Frisby concluded that "The end result of any commercially negotiated agreements should be the transition to a true wholesale environment for local telecom services. In this scenario, which is not dissimilar to how the Bells are able to purchase wholesale long distance access, competitive local providers should be treated as wholesale customers with the ability to access critical facilities at just and reasonable rates."
The National Association of Regulatory Utiltity Commissioners (NARUC) issued a release in which it stated that "NARUC commends the Commission for its leadership and applauds the Commission’s efforts to bring all the parties together on the terms of competition and to avoid disruption to the millions of consumers who rely on competitive carriers for their telephone service. A few State commissions, including Michigan and New York, have issued similar calls for commercial negotiations. A crucial element in creating this opening for further negotiation is the extension of the stay and appeal deadlines so that no party is required to forfeit its due process prerogatives to have a seat at the table.
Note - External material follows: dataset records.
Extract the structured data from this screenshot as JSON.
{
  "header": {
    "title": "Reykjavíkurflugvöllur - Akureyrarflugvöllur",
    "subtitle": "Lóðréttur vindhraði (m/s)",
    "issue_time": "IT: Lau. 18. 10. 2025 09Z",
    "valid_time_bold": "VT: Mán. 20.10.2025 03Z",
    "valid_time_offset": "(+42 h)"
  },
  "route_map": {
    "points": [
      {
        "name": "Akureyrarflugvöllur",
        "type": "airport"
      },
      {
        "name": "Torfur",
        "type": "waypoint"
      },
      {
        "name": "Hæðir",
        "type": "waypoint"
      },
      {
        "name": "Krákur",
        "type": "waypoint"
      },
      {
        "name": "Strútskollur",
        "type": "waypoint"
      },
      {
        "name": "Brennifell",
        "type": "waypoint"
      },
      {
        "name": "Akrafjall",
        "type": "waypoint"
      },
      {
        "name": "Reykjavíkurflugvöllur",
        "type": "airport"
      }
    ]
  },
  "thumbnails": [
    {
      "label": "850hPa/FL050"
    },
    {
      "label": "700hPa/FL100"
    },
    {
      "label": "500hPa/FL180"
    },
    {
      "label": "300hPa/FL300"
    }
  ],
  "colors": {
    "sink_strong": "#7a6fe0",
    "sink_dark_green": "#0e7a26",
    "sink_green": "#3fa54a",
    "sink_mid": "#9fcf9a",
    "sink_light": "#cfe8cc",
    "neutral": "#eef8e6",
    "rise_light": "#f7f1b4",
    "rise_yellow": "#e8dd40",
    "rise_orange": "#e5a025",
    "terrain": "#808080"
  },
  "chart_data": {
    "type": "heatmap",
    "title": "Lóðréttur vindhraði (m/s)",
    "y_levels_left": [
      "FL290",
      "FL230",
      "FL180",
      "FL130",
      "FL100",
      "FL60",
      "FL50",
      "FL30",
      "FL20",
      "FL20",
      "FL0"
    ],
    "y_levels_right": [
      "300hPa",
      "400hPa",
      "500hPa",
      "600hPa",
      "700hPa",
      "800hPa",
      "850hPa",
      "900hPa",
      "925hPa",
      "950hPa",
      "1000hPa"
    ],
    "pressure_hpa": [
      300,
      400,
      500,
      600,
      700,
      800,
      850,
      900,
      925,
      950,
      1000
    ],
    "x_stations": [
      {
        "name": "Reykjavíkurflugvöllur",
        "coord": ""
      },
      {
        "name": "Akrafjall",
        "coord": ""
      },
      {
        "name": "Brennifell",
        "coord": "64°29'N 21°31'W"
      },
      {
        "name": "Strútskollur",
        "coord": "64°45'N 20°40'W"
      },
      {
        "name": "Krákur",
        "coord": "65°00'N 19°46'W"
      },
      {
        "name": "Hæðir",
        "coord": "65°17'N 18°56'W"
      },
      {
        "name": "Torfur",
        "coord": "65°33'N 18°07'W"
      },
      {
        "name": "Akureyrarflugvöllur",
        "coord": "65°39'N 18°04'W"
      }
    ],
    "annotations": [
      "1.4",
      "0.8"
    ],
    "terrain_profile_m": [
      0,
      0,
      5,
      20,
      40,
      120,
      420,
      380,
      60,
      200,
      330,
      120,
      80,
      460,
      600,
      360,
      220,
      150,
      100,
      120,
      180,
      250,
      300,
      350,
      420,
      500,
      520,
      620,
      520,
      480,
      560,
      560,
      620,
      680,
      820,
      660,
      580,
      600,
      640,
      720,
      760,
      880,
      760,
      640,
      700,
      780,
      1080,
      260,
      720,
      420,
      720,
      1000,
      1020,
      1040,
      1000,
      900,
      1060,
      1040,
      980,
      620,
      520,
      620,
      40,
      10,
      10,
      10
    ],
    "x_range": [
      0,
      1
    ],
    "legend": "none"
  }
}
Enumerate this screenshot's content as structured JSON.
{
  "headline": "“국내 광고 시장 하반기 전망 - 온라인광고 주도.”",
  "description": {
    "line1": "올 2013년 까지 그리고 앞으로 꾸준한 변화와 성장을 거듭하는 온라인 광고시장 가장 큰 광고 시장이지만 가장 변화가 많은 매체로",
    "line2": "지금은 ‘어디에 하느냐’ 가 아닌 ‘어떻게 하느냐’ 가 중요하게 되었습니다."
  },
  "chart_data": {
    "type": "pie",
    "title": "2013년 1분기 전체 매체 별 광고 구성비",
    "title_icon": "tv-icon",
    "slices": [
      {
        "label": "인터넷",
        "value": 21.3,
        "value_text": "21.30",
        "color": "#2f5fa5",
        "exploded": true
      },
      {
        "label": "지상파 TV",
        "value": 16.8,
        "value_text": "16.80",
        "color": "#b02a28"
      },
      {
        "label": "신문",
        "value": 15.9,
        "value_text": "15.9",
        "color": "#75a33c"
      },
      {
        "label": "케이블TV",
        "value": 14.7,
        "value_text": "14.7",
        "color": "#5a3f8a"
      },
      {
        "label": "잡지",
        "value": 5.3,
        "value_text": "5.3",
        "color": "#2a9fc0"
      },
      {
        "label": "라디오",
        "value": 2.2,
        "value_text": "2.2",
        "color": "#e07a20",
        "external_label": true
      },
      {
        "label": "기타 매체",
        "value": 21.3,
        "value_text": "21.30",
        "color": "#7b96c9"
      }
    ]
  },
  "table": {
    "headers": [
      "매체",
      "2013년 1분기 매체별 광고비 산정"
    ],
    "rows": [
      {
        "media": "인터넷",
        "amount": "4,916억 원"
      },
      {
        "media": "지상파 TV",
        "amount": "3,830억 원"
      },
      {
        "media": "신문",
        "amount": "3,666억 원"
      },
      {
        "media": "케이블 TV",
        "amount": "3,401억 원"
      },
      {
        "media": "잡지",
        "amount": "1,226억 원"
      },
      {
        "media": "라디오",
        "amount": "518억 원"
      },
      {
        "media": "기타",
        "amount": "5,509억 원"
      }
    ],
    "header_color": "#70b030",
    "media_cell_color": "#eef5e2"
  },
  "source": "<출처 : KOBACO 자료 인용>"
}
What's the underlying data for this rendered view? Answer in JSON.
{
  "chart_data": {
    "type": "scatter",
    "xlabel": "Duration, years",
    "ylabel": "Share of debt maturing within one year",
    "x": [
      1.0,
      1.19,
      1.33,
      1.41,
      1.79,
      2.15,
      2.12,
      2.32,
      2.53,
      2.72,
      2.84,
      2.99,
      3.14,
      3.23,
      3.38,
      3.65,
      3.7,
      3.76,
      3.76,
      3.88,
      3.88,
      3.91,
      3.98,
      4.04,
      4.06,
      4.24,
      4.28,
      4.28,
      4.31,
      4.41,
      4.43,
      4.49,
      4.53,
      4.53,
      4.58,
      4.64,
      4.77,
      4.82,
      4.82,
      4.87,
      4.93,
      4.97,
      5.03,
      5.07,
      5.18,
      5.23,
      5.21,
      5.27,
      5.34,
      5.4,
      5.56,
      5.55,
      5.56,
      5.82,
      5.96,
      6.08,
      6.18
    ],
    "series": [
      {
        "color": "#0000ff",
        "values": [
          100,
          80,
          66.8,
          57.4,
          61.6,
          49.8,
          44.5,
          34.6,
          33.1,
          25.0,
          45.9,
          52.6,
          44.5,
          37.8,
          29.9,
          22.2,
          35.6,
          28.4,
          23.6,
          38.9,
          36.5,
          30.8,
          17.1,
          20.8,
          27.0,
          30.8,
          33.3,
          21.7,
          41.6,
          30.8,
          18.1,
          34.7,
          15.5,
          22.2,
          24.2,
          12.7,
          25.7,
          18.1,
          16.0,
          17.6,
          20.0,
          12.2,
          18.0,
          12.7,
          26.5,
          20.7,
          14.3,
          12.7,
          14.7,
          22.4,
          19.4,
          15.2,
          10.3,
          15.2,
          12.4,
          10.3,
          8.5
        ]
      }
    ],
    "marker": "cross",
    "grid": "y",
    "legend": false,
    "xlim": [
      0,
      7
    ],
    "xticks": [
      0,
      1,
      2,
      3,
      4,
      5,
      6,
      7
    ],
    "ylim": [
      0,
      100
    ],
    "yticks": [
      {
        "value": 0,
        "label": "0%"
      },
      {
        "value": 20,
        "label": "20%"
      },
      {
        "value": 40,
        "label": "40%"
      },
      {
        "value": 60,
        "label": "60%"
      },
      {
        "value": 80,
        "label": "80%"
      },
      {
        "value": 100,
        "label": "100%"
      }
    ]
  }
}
The Federation for Economically Rational Utility Policy (FERUP), a coalition of state regulators that favor market oriented approaches, also issued a release praising the FCC's latest effort. It stated that it "commends the FCC for this timely proposal to encourage telecommunications carriers to reach commercially acceptable solutions. Likewise, FERUP is supportive of the FCC’s impending petition for an extension of the D.C. Circuit’s stay of its decision regarding the TRO to allow marketplace solutions to materialize in lieu of further litigation, delay, and uncertainty."
Greg Sopkin of the Colorado
Public Utilities Commission stated in this FERUP release that "I
applaud Chairman Powell and the entire FCC for preferring the path of
arms-length negotiation over protracted litigation. It is high time that
industry resources be rerouted from enriching lawyers and lobbyists for the
purposes of delay and uncertainty, to enhancing consumer welfare and the economy
through sustainable FCC rules and mutually agreed upon rates."